Whether you’re currently unemployed, underemployed, are planning on returning to the workforce after a long time away, or are simply unsatisfied in a current position, the necessity of being able to know how to get a job you like is an invaluable skill.
You’ve probably heard the saying that getting a job is a full-time job in itself, and it is…for those job seekers who send résumés and cover letters blindly for every position on Indeed or Monster that’s even remotely applicable to their skills. It’s not uncommon for job hunters who take that approach to have 40-hour workweeks sending out 50 resumes a week, often with little to show for it. If that’s an ineffective way to find a job, and it is, then what’s the quickest way to find a job? Let’s explore the options:
Online Job Listings: Whether it’s Indeed, Monster, CareerBuilder, Idealist, or Craigslist, sending your résumé and cover letter to positions listed on these websites is, for most job applicants, an ineffective waste of time. Unless your résumé, cover letter, experience, and skills far exceed the other likely candidates for the position, you’re almost guaranteed to spend a lot of time with this approach with few tangible results to show for it.

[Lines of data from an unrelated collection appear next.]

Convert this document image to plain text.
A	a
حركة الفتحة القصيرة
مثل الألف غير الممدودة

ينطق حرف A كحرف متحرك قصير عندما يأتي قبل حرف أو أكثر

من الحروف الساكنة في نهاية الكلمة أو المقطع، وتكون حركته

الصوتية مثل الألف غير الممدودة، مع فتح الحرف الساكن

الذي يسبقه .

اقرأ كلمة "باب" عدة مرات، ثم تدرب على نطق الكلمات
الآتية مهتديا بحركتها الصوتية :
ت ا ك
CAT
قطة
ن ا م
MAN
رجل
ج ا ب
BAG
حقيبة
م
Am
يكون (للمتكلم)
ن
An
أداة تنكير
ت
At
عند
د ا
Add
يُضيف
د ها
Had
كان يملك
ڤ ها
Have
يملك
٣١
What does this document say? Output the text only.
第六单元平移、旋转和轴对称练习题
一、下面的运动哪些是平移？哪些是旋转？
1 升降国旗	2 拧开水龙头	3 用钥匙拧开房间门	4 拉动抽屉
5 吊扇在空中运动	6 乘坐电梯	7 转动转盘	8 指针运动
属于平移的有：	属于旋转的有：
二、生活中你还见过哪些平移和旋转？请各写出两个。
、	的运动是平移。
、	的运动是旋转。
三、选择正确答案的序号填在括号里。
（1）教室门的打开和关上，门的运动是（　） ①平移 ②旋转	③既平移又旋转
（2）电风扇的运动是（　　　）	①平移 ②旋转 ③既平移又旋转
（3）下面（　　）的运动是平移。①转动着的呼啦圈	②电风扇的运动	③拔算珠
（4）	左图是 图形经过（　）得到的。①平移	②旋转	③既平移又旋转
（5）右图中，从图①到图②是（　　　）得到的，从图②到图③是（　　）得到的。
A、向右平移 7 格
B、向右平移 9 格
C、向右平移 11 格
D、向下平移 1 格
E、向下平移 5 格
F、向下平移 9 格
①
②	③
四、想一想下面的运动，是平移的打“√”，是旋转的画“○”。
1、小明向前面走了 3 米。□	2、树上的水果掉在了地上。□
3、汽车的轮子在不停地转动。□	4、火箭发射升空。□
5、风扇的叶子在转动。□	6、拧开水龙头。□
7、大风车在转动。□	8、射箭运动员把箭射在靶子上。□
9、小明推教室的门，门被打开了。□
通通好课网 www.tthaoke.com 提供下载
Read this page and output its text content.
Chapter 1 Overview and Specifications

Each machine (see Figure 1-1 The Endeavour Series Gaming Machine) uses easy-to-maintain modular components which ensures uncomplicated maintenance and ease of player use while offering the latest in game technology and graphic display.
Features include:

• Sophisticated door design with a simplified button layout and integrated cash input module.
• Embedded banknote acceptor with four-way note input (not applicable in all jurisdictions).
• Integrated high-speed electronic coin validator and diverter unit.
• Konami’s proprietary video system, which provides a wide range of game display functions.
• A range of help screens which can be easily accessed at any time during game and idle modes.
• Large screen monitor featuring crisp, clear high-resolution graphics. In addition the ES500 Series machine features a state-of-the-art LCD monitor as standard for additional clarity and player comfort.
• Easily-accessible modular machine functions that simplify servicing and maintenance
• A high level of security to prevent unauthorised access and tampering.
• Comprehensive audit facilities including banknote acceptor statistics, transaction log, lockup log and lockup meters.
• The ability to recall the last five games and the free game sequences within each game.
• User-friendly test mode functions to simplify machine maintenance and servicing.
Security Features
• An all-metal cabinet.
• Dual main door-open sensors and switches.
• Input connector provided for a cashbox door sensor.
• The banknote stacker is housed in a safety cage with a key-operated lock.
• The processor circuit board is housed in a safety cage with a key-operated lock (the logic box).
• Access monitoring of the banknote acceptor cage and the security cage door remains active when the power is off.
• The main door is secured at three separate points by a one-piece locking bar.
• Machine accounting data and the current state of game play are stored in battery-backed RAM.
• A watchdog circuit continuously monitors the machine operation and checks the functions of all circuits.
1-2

Temp Agencies: Depending on your experience, skill set, and local market, it could be difficult to get an interview at a temp agency. If you do secure an interview, many positions offered will likely be short-term, and there can be long delays before interviews and placements. Again, unless you are way ahead of the curve, this will probably be an ineffective approach for most job applicants looking to find an easy method to get a job.
Contacting Companies Directly: If there are certain companies that a job hunter might want to work for, contacting appropriate parties at those companies can be an effective method to secure interviews and new positions. Even if there’s not a current opening that fits your skills and experience at the company you want to work for, taking the initiative to contact them directly and express your interest in working for them will help you stand out of the pack and open yourself up to possibilities down the line.
Connecting With People in Your Industry: LinkedIn is an amazing tool to find people in your line of employment and solidify professional relationships with them. Make sure not to ask people you contact for jobs directly in your opening messages. If possible, provide your new contacts with something of value in exchange for their time, such as volunteering to help them in some capacity. Through developing strong relationships with other professionals, and having a mindset of what you can give them, rather than what you can get from them, you’ll begin to be perceived as a perfect fit for many openings that arise.
Your Existing Network: Who better to help you land a job quickly than your existing network? The contacts you’ve made in your life, be they friends, family, colleagues, former employers, classmates, teammates, fraternity brothers, sorority sisters, or others you’ve formed ties with, are already there. Of course, the same rule applies – make sure that you have a giving mindset and don’t treat your contacts as a resource only of use to help you find a job.
If you want to save time and make it easy to find a job, it all comes down to face-to-face contact. Whether through contacting companies directly, making new contacts, or looking to your existing network, the smart way to find a great job comes down to the personal touch. Be a standup, bold, giving professional and leave the job boards behind!